Wednesday, April 1, 2009

Oops! Now the shareholders are getting involved with executive comp

Got this in my morning email from Seeking Alpha,
AIG compensation chief under fire. Activist investors are trying to block the re-election of AIG (AIG) director James F. Orr, chairman of the board compensation committee. Officials representing major union and public pension funds wrote a letter to trustees urging them to unseat Orr for failing to adequately oversee the $165M in retention payments that have sparked so much public outrage in recent weeks. (Read the letter to the trustees (.pdf)) Separately, lawmakers have reportedly asked for copies of confidential reports prepared by a lawyer who has been in charge of monitoring AIG's business practices over the past four years.
Free advice to the Board of Directors of HP, Infoprint, Xerox, Kodak and other public companies
The ground has shifted. The grown ups are in the charge. Executive comp in the States has gotten completely out of control. If it were me, I would focus on this, much sooner, rather than later. If institutional investors are so pressured that they have to demand a sustainable return on their investment, they'll have no one to blame but the Chairman of the Board.

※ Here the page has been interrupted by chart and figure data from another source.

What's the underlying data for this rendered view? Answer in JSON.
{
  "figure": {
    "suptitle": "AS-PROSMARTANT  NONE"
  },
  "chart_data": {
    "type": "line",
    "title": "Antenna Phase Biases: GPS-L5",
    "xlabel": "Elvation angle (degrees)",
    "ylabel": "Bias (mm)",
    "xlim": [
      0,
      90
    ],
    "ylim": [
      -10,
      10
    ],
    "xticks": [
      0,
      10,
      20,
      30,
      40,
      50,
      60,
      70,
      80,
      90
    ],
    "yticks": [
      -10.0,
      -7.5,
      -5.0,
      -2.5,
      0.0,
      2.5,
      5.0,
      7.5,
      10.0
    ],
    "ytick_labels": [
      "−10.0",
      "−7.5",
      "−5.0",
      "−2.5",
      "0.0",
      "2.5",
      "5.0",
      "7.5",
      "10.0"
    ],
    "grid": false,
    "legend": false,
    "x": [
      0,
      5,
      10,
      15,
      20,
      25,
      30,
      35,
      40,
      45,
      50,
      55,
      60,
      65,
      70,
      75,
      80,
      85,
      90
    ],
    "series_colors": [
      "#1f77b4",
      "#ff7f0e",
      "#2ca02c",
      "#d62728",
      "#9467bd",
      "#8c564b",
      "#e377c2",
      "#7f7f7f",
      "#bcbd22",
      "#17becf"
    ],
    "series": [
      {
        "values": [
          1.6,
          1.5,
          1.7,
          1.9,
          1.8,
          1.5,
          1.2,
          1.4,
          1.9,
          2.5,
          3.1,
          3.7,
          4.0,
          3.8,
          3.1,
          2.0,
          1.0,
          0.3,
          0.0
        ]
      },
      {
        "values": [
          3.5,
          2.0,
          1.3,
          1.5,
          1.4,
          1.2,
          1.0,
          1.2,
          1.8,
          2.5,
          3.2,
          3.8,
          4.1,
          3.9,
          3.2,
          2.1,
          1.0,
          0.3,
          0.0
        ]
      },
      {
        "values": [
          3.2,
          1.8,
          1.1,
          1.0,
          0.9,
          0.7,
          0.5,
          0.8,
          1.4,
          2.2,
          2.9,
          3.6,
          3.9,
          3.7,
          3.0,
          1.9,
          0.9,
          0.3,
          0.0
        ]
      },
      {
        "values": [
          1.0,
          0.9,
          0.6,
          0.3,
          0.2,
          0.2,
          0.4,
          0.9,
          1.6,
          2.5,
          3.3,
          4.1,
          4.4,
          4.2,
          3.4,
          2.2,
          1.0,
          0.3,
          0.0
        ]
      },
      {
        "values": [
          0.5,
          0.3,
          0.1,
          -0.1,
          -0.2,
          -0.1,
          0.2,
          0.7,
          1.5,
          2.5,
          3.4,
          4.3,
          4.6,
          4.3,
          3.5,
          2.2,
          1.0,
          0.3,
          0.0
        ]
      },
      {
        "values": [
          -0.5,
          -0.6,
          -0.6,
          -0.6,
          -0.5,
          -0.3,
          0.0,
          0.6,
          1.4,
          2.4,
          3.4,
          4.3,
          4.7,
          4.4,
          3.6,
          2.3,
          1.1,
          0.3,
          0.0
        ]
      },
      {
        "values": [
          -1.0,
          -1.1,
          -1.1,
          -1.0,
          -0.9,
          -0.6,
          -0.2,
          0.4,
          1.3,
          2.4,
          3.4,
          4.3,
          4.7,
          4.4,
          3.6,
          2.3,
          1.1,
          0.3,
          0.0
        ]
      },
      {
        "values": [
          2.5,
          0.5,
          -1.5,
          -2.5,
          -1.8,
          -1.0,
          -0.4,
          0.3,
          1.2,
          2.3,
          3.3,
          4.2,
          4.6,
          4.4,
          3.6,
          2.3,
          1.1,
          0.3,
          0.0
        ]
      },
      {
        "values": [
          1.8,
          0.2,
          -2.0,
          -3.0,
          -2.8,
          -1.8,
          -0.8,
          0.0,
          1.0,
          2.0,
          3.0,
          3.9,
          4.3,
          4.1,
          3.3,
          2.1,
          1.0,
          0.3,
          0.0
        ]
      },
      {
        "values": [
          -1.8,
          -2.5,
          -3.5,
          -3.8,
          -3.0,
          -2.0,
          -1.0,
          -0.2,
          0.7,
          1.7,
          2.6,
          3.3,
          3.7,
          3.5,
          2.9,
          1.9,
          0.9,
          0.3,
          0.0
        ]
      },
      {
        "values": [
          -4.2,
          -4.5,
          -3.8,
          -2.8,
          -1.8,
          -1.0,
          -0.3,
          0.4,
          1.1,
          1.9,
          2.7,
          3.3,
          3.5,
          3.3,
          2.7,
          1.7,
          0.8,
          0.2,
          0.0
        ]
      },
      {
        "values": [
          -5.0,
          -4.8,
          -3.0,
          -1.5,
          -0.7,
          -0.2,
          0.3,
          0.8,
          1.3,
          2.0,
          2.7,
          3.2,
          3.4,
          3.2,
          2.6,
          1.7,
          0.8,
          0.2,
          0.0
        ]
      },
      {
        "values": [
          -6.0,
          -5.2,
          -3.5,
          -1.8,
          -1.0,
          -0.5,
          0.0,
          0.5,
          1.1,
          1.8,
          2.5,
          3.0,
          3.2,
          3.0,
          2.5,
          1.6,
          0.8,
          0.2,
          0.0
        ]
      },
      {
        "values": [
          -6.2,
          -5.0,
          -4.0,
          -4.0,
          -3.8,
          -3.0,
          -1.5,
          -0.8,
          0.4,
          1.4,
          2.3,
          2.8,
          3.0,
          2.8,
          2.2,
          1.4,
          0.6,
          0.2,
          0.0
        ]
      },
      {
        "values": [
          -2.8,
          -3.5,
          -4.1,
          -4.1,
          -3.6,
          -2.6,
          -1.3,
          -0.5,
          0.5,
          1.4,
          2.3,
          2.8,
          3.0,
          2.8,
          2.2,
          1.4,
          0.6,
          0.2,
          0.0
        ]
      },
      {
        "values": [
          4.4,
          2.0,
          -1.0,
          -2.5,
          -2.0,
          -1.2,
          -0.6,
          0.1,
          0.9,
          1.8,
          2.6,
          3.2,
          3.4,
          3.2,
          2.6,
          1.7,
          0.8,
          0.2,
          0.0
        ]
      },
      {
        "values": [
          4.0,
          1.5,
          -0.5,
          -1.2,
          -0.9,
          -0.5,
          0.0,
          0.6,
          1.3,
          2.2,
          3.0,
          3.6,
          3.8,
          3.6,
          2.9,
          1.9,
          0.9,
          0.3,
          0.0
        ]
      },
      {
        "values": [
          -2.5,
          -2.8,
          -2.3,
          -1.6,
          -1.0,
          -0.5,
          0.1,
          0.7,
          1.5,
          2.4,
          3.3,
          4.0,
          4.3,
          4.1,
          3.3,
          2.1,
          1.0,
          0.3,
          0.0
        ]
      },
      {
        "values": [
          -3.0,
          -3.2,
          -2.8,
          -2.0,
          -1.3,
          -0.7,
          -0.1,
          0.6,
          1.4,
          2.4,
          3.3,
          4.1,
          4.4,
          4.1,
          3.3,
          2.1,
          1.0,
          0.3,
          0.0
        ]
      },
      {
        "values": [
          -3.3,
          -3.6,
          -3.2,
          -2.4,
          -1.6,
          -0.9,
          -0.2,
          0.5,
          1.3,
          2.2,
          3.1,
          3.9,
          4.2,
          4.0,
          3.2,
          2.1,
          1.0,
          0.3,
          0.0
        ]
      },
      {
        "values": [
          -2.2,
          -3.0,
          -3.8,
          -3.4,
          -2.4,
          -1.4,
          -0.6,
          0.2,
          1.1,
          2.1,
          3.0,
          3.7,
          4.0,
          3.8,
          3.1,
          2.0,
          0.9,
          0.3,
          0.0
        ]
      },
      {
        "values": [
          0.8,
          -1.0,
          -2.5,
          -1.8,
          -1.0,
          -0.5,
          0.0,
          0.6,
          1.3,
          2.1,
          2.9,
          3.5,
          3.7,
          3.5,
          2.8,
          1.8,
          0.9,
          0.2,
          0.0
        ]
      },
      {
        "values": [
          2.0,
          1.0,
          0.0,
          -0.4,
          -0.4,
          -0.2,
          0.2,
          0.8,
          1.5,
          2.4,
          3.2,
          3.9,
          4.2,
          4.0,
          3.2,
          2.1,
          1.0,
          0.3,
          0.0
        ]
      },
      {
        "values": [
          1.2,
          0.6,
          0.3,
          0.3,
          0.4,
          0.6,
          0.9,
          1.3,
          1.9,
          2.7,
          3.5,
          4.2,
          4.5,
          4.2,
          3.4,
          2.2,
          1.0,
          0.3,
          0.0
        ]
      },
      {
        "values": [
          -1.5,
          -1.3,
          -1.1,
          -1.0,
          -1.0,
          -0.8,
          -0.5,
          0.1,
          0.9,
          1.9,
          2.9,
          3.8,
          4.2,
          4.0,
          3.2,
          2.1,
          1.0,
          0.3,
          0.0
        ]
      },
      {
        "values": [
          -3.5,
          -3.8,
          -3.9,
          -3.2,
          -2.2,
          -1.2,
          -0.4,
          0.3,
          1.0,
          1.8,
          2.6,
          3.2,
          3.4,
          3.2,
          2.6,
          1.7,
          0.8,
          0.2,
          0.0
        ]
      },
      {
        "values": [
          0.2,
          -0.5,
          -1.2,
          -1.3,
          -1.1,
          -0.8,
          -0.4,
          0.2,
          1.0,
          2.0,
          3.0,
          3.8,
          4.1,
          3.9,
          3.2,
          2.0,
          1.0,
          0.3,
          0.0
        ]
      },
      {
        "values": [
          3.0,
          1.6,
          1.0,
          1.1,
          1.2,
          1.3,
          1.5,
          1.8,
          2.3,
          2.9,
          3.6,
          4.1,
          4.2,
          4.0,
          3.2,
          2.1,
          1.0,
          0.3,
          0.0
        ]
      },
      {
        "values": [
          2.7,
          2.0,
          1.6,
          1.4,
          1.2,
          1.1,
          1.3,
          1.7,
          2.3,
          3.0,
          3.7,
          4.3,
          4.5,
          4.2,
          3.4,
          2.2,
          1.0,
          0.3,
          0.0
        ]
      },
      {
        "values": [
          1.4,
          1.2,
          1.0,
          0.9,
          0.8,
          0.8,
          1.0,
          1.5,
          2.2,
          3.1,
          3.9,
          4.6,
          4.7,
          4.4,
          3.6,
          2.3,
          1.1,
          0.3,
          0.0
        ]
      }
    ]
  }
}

If the CEO of GM can get fired when the biggest institutional investor is the government, it's pretty likely that other institutional investors are going to sooner or later follow their lead. Unless you get ready, this can get pretty nasty.

Meanwhile, given that the M&A people are looking for deals, keep an eye out for the next big bunch of money that comes searching for a way to unlock value in legacy corporations.